High school students today know a great deal about that day. They were old enough to remember some images of that day but young enough that they were sheltered from the harsh realities it presented. In this information age, every year they are inundated with images and stories of inexlicaple horror, terror and courage. They know Osama bin Laden was behind the attacks, the subsequent wars we faught are a direct result of it, and even that it happened because a fringe group of Muslim extremists that in no way represent the true views of the Muslim faith took exception to United States foreign policy and our way of life. Yet, as I look into their eyes I do not see sorrow; I see amazement and astonishment. This is no fault of their own it's just that to them, 9/11 was an event that occurred in the not to distant past. A vague day when things seemed to change but they weren't sure while until much later. A time, as one student put it, when his "parents started acting real weird and calling to check on everyone they could think of." To the other 90% of us every September 11th has become a day when you wake up and immediately return to a depressed state, remember where we were, and still try to wrap our heads around the whole thing.

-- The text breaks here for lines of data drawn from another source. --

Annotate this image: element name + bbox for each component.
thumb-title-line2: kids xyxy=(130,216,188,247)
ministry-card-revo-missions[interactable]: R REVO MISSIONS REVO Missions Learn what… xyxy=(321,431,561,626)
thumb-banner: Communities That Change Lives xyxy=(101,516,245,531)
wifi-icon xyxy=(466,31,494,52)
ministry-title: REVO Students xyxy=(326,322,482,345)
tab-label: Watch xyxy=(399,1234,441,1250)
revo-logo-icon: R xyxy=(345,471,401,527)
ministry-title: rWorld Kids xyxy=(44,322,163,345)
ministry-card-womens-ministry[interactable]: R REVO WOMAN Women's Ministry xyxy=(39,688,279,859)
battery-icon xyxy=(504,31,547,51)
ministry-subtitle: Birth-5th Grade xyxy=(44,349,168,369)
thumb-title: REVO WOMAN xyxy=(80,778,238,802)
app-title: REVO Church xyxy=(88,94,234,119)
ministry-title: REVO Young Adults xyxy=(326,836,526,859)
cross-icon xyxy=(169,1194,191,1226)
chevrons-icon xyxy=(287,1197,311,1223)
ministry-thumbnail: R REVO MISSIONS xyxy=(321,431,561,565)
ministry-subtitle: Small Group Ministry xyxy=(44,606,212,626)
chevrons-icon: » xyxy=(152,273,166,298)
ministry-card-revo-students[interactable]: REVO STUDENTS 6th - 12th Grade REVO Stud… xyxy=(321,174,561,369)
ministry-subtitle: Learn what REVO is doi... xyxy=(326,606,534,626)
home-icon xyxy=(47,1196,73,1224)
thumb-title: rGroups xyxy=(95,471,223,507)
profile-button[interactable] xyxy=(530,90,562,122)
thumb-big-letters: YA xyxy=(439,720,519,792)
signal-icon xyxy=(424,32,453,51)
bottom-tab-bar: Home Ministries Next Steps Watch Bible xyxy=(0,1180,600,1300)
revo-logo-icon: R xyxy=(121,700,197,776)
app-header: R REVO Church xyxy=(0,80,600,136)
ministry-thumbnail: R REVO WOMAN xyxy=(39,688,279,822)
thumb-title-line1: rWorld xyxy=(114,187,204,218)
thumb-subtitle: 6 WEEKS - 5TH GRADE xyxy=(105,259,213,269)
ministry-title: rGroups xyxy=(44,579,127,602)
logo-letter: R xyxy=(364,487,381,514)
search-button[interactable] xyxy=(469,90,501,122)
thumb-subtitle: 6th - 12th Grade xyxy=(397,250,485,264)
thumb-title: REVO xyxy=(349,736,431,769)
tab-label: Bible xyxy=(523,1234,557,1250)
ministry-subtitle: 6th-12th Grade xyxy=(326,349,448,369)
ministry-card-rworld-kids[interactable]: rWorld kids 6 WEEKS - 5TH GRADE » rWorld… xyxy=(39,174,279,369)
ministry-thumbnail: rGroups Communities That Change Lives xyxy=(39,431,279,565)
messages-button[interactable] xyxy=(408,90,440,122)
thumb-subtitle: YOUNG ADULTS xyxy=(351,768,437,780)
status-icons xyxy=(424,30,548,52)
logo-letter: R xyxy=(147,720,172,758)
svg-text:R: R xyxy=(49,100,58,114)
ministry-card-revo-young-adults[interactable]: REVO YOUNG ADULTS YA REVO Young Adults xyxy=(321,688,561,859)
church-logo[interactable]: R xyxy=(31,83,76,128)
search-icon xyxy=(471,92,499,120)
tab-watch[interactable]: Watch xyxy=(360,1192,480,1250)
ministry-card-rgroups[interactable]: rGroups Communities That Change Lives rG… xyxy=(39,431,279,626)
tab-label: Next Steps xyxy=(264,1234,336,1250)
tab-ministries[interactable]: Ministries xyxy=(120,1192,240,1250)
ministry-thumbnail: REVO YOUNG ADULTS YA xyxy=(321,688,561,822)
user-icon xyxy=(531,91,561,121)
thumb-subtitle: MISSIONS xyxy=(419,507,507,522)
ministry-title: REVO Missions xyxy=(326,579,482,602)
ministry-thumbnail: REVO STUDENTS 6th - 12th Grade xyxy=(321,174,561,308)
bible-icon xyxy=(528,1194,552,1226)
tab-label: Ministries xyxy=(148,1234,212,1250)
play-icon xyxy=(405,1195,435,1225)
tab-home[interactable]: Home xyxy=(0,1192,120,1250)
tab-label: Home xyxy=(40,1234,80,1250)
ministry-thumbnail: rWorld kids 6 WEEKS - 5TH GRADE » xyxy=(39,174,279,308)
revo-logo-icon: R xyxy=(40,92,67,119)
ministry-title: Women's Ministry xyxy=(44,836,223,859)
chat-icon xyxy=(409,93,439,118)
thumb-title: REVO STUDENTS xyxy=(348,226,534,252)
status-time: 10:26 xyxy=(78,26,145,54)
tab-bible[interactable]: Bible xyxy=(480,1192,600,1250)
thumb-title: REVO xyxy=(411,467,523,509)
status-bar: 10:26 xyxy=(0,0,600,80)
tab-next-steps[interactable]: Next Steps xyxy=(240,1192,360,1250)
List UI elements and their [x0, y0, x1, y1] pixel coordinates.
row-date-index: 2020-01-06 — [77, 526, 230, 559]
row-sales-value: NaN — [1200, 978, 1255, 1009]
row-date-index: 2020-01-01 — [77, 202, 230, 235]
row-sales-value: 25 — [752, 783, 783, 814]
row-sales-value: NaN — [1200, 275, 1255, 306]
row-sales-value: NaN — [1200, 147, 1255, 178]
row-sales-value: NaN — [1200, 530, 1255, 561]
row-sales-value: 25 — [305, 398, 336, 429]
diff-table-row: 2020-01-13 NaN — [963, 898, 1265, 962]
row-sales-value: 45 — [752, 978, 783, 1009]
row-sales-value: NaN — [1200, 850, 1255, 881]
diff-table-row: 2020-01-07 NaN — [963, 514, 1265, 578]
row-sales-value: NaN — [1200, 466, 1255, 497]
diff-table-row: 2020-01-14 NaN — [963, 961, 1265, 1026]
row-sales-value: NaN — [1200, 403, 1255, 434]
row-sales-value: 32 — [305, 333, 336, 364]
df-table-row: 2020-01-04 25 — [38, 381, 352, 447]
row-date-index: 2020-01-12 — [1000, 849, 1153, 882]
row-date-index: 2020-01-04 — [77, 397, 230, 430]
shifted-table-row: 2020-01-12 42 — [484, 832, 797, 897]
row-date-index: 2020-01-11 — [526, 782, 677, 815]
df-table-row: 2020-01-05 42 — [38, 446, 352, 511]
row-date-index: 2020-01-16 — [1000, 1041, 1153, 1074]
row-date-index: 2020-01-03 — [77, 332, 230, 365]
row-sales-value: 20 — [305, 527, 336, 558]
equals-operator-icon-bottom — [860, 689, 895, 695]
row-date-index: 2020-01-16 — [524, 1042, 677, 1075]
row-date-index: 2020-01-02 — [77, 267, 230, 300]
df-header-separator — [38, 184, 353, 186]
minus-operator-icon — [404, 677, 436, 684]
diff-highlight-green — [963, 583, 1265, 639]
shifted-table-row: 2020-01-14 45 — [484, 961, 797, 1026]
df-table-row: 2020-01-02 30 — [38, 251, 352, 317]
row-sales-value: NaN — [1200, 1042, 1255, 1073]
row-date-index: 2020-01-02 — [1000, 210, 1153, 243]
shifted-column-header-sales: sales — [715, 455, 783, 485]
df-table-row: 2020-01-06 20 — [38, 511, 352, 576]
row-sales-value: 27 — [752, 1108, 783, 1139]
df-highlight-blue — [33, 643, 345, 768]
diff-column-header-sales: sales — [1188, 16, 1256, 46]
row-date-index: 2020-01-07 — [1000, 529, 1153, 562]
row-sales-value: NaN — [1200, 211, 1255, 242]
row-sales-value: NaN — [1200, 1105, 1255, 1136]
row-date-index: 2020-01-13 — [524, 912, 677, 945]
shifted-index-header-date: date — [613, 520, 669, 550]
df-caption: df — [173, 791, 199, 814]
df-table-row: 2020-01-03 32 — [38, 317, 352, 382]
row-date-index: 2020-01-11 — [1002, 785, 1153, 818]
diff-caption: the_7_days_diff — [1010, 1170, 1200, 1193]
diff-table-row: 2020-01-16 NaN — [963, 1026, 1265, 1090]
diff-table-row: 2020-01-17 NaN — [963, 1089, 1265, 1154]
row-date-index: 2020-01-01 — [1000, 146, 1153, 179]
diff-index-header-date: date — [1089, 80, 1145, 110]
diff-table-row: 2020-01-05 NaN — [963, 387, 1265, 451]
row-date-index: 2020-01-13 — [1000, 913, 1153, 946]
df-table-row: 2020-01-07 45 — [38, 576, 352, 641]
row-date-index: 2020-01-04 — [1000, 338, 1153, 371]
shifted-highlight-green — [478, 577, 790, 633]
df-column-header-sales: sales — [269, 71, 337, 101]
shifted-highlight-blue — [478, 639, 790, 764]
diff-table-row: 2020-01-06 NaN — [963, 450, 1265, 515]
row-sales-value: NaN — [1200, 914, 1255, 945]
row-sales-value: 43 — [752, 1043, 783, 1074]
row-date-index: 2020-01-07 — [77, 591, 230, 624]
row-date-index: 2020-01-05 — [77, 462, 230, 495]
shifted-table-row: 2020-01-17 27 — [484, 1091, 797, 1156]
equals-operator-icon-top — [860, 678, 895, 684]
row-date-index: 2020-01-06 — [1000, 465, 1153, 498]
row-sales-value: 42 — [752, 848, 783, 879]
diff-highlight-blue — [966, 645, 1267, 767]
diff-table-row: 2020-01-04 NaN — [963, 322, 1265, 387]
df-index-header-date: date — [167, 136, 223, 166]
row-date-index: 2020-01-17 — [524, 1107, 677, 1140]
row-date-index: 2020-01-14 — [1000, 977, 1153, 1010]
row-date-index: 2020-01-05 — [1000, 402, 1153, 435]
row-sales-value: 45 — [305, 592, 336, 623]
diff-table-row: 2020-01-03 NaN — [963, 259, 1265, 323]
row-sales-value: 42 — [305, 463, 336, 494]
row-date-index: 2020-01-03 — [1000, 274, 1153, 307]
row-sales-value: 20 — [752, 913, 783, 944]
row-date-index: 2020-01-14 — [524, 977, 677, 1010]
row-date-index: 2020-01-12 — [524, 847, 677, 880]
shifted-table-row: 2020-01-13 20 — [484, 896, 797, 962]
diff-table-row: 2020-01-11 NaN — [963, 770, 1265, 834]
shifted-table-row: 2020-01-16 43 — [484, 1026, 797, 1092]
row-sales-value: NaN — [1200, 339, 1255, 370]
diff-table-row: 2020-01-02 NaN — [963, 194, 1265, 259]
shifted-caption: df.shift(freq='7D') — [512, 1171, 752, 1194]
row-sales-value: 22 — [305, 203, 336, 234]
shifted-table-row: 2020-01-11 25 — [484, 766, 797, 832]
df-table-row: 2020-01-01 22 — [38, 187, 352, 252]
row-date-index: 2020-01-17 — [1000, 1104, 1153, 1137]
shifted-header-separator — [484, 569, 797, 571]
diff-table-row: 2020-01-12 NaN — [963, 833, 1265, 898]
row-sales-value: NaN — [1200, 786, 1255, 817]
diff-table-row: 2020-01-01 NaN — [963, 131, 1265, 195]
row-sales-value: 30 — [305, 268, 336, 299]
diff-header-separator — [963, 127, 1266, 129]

To me, living in the post-9/11 world means that you should have more than information and knowledge about that day and how it changed our world. It is just as important to have an emotional connection. But just like I don't want my kids to experience the hardships of my childhood, I don't want my students to truly KNOW what it was like to be twenty-one and in front of a TV watching nearly 3,000 people die in real time. In that sense, I envy my students. They don't look at a clock when it's 9:11am or 9:11pm and visualize death. They don't hear a plane flying what can perceived as being "low" and think it will all happen again. And they don't have the truly heavy heart that all us elders feel every year. So when I think about it, maybe "feeling" it isn't the best idea. I just wish in some way, while staying sheltered, they could feel the appeciation for and brevity of life that September 11th brought to our hearts.